Il reprit presque aussitôt d’un ton tout autre, car la raison lui revenait :

— Au fait, on ne tue pas les gens en pleine foire. Voici des témoins ! Mes amis, vous avez été à mon service. Bonsoir, Senevo, matelot… hé, hé ! nous sommes de bien vieux camarades, nous deux. Je ferai quelque chose pour toi… pour vous tous. Je suis bien plus riche encore que vous ne le croyez, mes enfants. À vous revoir, à vous revoir : il est l’heure de rentrer chacun chez soi, allons-nous-en.

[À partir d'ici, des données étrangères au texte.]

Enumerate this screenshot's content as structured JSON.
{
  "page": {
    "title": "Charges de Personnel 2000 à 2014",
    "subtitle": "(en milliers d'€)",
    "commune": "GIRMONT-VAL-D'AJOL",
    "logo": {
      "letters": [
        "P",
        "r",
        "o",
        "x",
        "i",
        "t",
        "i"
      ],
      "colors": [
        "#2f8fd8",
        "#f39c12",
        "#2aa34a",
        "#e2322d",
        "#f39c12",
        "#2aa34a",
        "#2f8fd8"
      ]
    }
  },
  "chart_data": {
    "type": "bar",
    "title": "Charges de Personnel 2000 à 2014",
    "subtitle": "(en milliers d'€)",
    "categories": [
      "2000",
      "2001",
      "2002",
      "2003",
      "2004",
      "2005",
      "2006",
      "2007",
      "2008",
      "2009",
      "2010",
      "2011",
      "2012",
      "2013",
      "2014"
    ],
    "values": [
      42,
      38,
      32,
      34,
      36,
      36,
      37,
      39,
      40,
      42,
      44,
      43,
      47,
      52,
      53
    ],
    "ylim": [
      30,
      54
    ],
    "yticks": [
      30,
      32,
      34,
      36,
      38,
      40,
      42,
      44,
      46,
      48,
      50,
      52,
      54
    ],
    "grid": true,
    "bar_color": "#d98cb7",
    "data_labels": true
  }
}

Je n’avais pas encore parlé.

— Restez ! prononçais-je d’une voix impérieuse.

Il s’arrêta, mais il me demanda, en tâchant de garder son calme :

— De quel droit m’arrêtez-vous, monsieur Corbière ;

— Vous avec dit le mot, répliquai-je ; je vous arrête, monsieur Bruant, comme un gendarme prend un malfaiteur au collet !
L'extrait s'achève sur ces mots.